Près de dix ans qu’Ed Harcourt est apparu sur le devant de la scène, et quasiment autant qu’on se demande quel statut lui donner. Anglais, mais trop raffiné pour faire de la pop bravache à guitares, trop exigeant pour se complaire dans la grandiloquence racoleuse. Mais aussi trop précieux par moments pour qu’on en fasse un de nos artistes cultes et qu’on le suive fièvreusement sans négligences à chaque nouvelle sortie, trop doué pour qu’il tombe dans l’oubli et ne mérite plus qu’on s’intéresse à lui. 

Alors un EP, distribué principalement en format digital et forcément plus bref donc plus synthétique, en préambule à un nouvel album qui devrait paraître dans l’été, c’est peut-être le bon format pour faire le point sur ce qu’on aime chez lui sans arriver à le chérir totalement. Car malgré son titre, "Russian roulette" n’a rien d’un quitte ou double, d’un disque sur lequel Ed Harcourt opérerait un changement radical. Au contraire, on y retrouve même la marque de fabrique du bonhomme, notamment sur le morceau titre qui ouvre cet EP : écriture au piano, ballade ample qui se révèle petit à petit pour culminer dans un final héroïque, c’est objectivement de la belle ouvrage, et c’est pour cela qu’on l’aime, quand même Ed Harcourt. Sur Sour milk, motheaten silk, c’est une mélodie légère et bien troussée qui mène la danse, et on peut aisément se laisser bercer par cette virtuosité. Mais apparaît également la limite de sa musique : c’est plaisant, plus que ça même, mais on a souvent le sentiment que rien ne peut venir bousculer cet édifice, qu’Ed Harcourt préfère créer un cocon protecteur, pour lui-même et ses auditeurs que se mettre à nu, briser l’armure et provoquer la fulgurance. 
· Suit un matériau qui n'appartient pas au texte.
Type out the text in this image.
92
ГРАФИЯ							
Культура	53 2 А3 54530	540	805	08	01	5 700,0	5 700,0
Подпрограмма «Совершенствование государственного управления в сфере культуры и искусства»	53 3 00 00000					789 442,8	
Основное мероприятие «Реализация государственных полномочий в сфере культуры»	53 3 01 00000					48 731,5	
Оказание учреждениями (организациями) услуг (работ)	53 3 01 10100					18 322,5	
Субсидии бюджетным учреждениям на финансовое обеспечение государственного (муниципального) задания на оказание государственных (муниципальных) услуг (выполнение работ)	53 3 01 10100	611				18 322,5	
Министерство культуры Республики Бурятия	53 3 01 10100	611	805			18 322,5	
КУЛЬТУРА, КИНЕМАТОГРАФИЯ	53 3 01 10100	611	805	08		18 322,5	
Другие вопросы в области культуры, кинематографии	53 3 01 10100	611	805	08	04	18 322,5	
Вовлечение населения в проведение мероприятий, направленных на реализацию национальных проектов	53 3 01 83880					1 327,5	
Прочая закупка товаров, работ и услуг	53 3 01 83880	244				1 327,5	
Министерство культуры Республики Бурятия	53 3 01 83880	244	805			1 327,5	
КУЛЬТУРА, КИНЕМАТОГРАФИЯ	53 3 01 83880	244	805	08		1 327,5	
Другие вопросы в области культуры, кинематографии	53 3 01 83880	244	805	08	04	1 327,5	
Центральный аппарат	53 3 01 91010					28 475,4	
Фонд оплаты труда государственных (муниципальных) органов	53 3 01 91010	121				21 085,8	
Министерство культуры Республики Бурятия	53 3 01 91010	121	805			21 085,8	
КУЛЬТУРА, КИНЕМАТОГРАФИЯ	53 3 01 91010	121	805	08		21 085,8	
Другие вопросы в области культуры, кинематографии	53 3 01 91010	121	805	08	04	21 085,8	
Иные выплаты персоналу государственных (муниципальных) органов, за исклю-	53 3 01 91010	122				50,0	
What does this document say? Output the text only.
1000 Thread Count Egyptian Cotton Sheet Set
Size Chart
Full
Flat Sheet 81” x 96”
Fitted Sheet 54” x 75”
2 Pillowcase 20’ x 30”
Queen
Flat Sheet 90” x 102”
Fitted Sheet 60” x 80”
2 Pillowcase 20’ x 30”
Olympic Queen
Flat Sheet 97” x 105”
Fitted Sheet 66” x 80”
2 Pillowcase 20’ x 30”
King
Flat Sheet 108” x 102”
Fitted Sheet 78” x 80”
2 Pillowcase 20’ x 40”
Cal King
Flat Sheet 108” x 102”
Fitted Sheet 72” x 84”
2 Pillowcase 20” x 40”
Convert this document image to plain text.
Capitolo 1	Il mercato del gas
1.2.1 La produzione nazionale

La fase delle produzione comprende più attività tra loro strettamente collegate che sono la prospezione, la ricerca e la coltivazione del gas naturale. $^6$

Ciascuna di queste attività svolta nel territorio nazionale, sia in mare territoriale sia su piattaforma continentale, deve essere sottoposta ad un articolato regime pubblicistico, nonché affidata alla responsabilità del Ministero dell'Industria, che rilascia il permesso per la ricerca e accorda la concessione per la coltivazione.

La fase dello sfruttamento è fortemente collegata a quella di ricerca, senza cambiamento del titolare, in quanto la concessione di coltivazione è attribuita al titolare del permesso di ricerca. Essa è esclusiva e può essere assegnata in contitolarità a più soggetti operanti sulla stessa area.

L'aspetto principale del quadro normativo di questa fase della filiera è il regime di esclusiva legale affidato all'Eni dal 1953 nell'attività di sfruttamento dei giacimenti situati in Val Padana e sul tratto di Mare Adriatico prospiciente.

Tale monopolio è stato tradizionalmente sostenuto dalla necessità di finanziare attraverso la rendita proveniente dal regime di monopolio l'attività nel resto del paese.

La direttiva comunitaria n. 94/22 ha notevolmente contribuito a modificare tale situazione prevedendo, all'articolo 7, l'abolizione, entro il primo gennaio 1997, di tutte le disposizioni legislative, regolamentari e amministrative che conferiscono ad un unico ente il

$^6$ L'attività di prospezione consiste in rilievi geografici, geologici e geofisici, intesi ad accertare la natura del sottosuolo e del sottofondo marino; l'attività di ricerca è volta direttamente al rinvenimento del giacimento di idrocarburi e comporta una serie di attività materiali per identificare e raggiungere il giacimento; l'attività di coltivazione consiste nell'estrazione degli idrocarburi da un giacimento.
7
"Russian roulette", dans sa réussite globale, nous promet qu’Ed Harcourt va encore écrire de belles chansons, mais aussi qu’il va poursuivre son bonhomme de chemin et qu’on continuera à le suivre, à distance raisonnable. Toutefois, le temps d’un Black feathers, sur lequel un simple accord de guitare tendu sert de toile de fond à un morceau sur lequel le chant d’Ed Harcourt se fait plus grave, plus intense, on entrevoit ce qu’on aimerait trouver plus souvent chez lui : plus de chair, plus de sang.